Nead established by its medical evidence, as well as by plaintiff's deposition testimony, prima facie entitlement to summary judgment dismissing the remaining second and third third-party complaints against it. The opposition to the motion submitted by plaintiff and second and third third-party plaintiffs do not directly challenge the MRI findings of June 2014 and August 2015, which reported "normal" results as to the images of plaintiff's brain. Moreover, the opposition did not directly address plaintiff's testimony as to his working for about a year post-accident, or his admitted ability to obtain a driver's license without restrictions and attend the gym.

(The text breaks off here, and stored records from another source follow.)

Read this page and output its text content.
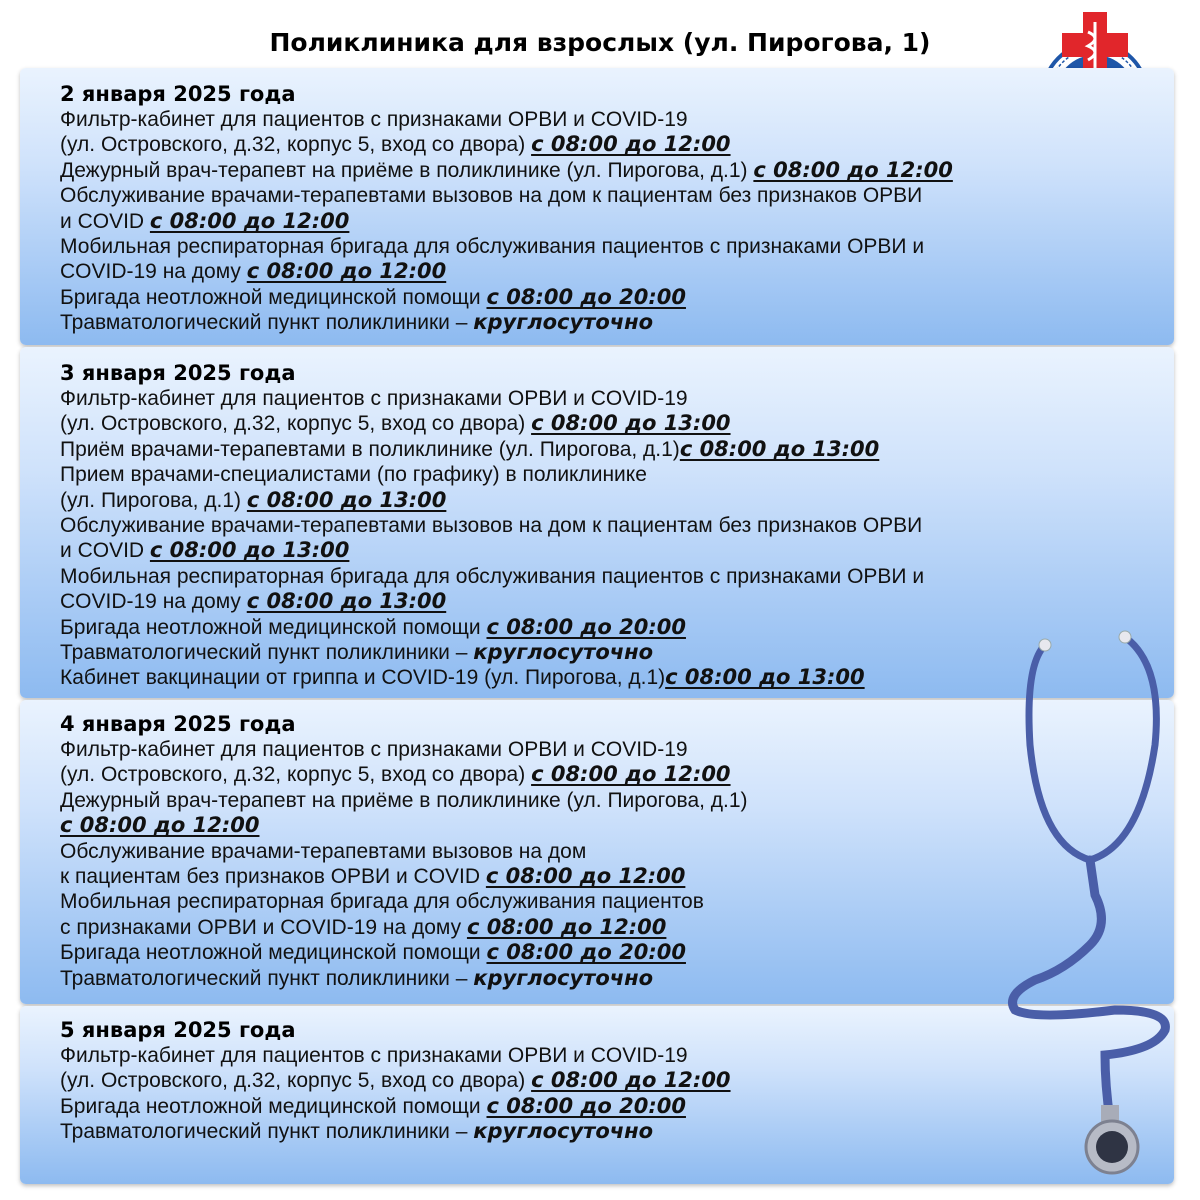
Поликлиника для взрослых (ул. Пирогова, 1)
2 января 2025 года
Фильтр-кабинет для пациентов с признаками ОРВИ и COVID-19
(ул. Островского, д.32, корпус 5, вход со двора) с 08:00 до 12:00
Дежурный врач-терапевт на приёме в поликлинике (ул. Пирогова, д.1) с 08:00 до 12:00
Обслуживание врачами-терапевтами вызовов на дом к пациентам без признаков ОРВИ
и COVID с 08:00 до 12:00
Мобильная респираторная бригада для обслуживания пациентов с признаками ОРВИ и
COVID-19 на дому с 08:00 до 12:00
Бригада неотложной медицинской помощи с 08:00 до 20:00
Травматологический пункт поликлиники – круглосуточно
3 января 2025 года
Фильтр-кабинет для пациентов с признаками ОРВИ и COVID-19
(ул. Островского, д.32, корпус 5, вход со двора) с 08:00 до 13:00
Приём врачами-терапевтами в поликлинике (ул. Пирогова, д.1)с 08:00 до 13:00
Прием врачами-специалистами (по графику) в поликлинике
(ул. Пирогова, д.1) с 08:00 до 13:00
Обслуживание врачами-терапевтами вызовов на дом к пациентам без признаков ОРВИ
и COVID с 08:00 до 13:00
Мобильная респираторная бригада для обслуживания пациентов с признаками ОРВИ и
COVID-19 на дому с 08:00 до 13:00
Бригада неотложной медицинской помощи с 08:00 до 20:00
Травматологический пункт поликлиники – круглосуточно
Кабинет вакцинации от гриппа и COVID-19 (ул. Пирогова, д.1)с 08:00 до 13:00
4 января 2025 года
Фильтр-кабинет для пациентов с признаками ОРВИ и COVID-19
(ул. Островского, д.32, корпус 5, вход со двора) с 08:00 до 12:00
Дежурный врач-терапевт на приёме в поликлинике (ул. Пирогова, д.1)
с 08:00 до 12:00
Обслуживание врачами-терапевтами вызовов на дом
к пациентам без признаков ОРВИ и COVID с 08:00 до 12:00
Мобильная респираторная бригада для обслуживания пациентов
с признаками ОРВИ и COVID-19 на дому с 08:00 до 12:00
Бригада неотложной медицинской помощи с 08:00 до 20:00
Травматологический пункт поликлиники – круглосуточно
5 января 2025 года
Фильтр-кабинет для пациентов с признаками ОРВИ и COVID-19
(ул. Островского, д.32, корпус 5, вход со двора) с 08:00 до 12:00
Бригада неотложной медицинской помощи с 08:00 до 20:00
Травматологический пункт поликлиники – круглосуточно
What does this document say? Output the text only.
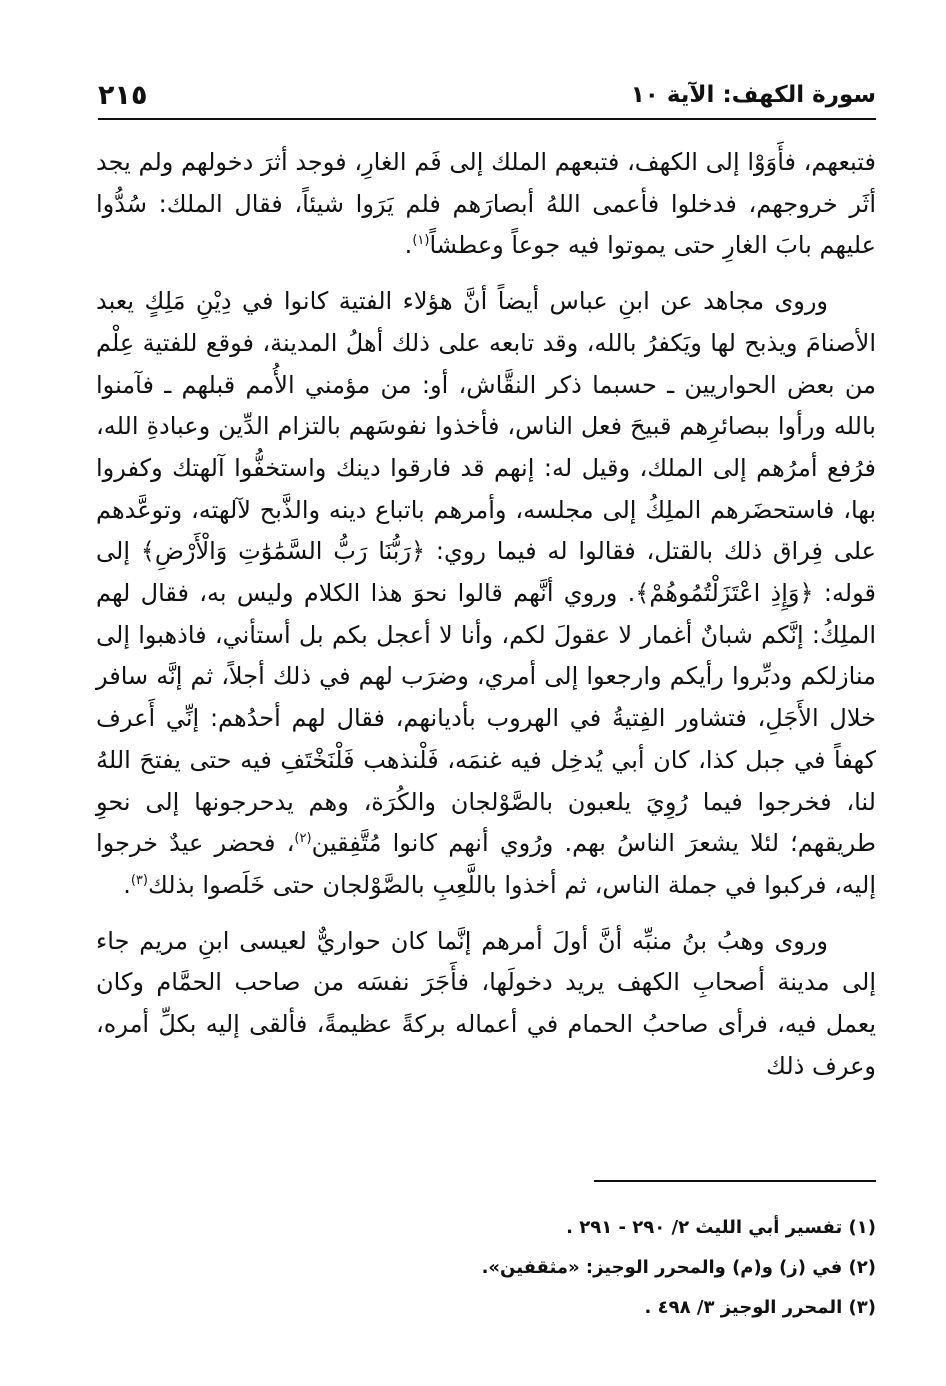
سورة الكهف: الآية ١٠
٢١٥

فتبعهم، فأَوَوْا إلى الكهف، فتبعهم الملك إلى فَم الغارِ، فوجد أثرَ دخولهم ولم يجد أثَر خروجهم، فدخلوا فأعمى اللهُ أبصارَهم فلم يَرَوا شيئاً، فقال الملك: سُدُّوا عليهم بابَ الغارِ حتى يموتوا فيه جوعاً وعطشاً$^{(١)}$.

وروى مجاهد عن ابنِ عباس أيضاً أنَّ هؤلاء الفتية كانوا في دِيْنِ مَلِكٍ يعبد الأصنامَ ويذبح لها ويَكفرُ بالله، وقد تابعه على ذلك أهلُ المدينة، فوقع للفتية عِلْم من بعض الحواريين ـ حسبما ذكر النقَّاش، أو: من مؤمني الأُمم قبلهم ـ فآمنوا بالله ورأوا ببصائرِهم قبيحَ فعل الناس، فأخذوا نفوسَهم بالتزام الدِّين وعبادةِ الله، فرُفع أمرُهم إلى الملك، وقيل له: إنهم قد فارقوا دينك واستخفُّوا آلهتك وكفروا بها، فاستحضَرهم الملِكُ إلى مجلسه، وأمرهم باتباع دينه والذَّبح لآلهته، وتوعَّدهم على فِراق ذلك بالقتل، فقالوا له فيما روي: ﴿رَبُّنَا رَبُّ السَّمَٰوَٰتِ وَالْأَرْضِ﴾ إلى قوله: ﴿وَإِذِ اعْتَزَلْتُمُوهُمْ﴾. وروي أنَّهم قالوا نحوَ هذا الكلام وليس به، فقال لهم الملِكُ: إنَّكم شبانٌ أغمار لا عقولَ لكم، وأنا لا أعجل بكم بل أستأني، فاذهبوا إلى منازلكم ودبِّروا رأيكم وارجعوا إلى أمري، وضرَب لهم في ذلك أجلاً، ثم إنَّه سافر خلال الأَجَلِ، فتشاور الفِتيةُ في الهروب بأديانهم، فقال لهم أحدُهم: إنِّي أَعرف كهفاً في جبل كذا، كان أبي يُدخِل فيه غنمَه، فَلْنذهب فَلْنَخْتَفِ فيه حتى يفتحَ اللهُ لنا، فخرجوا فيما رُوِيَ يلعبون بالصَّوْلجان والكُرَة، وهم يدحرجونها إلى نحوِ طريقهم؛ لئلا يشعرَ الناسُ بهم. ورُوي أنهم كانوا مُتَّفِقين$^{(٢)}$، فحضر عيدٌ خرجوا إليه، فركبوا في جملة الناس، ثم أخذوا باللَّعِبِ بالصَّوْلجان حتى خَلَصوا بذلك$^{(٣)}$.

وروى وهبُ بنُ منبِّه أنَّ أولَ أمرهم إنَّما كان حواريٌّ لعيسى ابنِ مريم جاء إلى مدينة أصحابِ الكهف يريد دخولَها، فأَجَرَ نفسَه من صاحب الحمَّام وكان يعمل فيه، فرأى صاحبُ الحمام في أعماله بركةً عظيمةً، فألقى إليه بكلِّ أمره، وعرف ذلك

(١) تفسير أبي الليث ٢/ ٢٩٠ - ٢٩١ .
(٢) في (ز) و(م) والمحرر الوجيز: «مثقفين».
(٣) المحرر الوجيز ٣/ ٤٩٨ .
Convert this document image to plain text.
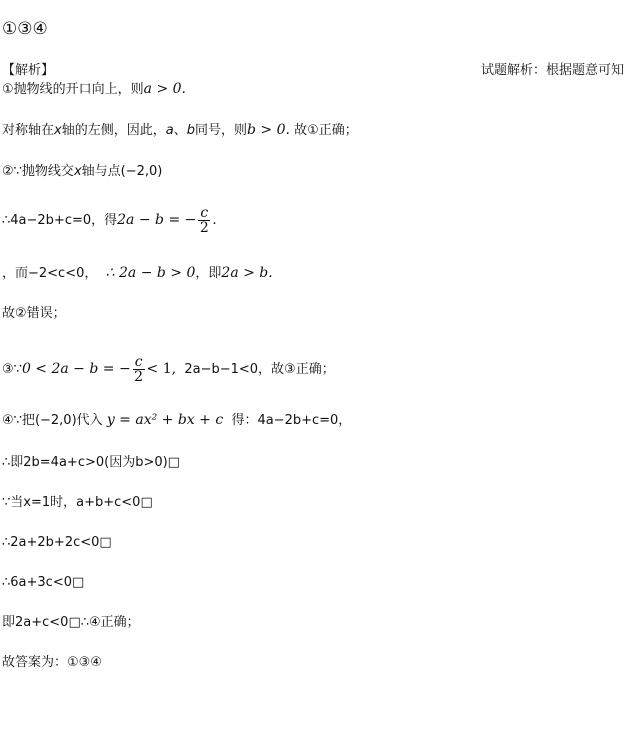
①③④
【解析】	试题解析：根据题意可知
①抛物线的开口向上，则a > 0.
对称轴在x轴的左侧，因此，a、b同号，则b > 0. 故①正确；
②∵抛物线交x轴与点(−2,0)
∴4a−2b+c=0，得2a − b = − $\frac{c}{2}$ .
，而−2<c<0， ∴ 2a − b > 0，即2a > b.
故②错误；
③∵0 < 2a − b = − $\frac{c}{2} < 1$, 2a−b−1<0，故③正确；
④∵把(−2,0)代入 y = ax² + bx + c 得：4a−2b+c=0，
∴即2b=4a+c>0(因为b>0)□
∵当x=1时，a+b+c<0□
∴2a+2b+2c<0□
∴6a+3c<0□
即2a+c<0□∴④正确；
故答案为：①③④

However, in viewing the evidence in the light most favorable to the nonmoving parties (see Jacobsen v New York City Health & Hosps. Corp., 22 NY3d 824, 833 [2014]), the conflicting medical evidence raises triable issues as to whether plaintiff suffered a grave injury to his brain and whether such injury rendered him unemployable in any capacity (see Workers' Compensation Law § 11; Rubeis v Aqua Club, Inc., 3 NY3d 408, 415-417 [2004]; Rucinski v More Restoration Co. Inc., 210 AD3d 604, 605 [1st Dept 2022]). The opposition relied on medical reports by plaintiff's treating neurologist, as well as medical opinions from vocational rehabilitation expert Richard Schuster, Ph.D., and two collective reports from Nelson Salamanca, MA, and Kathleen M. Acer, Ph.D., along with a 2020 MRI of plaintiff's brain that a radiologist interpreted as showing objective evidence of traumatic brain injury. While Nead's medical evidence calls into question plaintiff's grave injury claim, the medical evidence submitted in opposition to the motion, based on treatment, testing, evaluation, and the findings from the 2020 MRI, sufficiently raises triable issues. Concur—Manzanet-Daniels, J.P., Kennedy, Pitt-Burke, Rosado, Chan, JJ.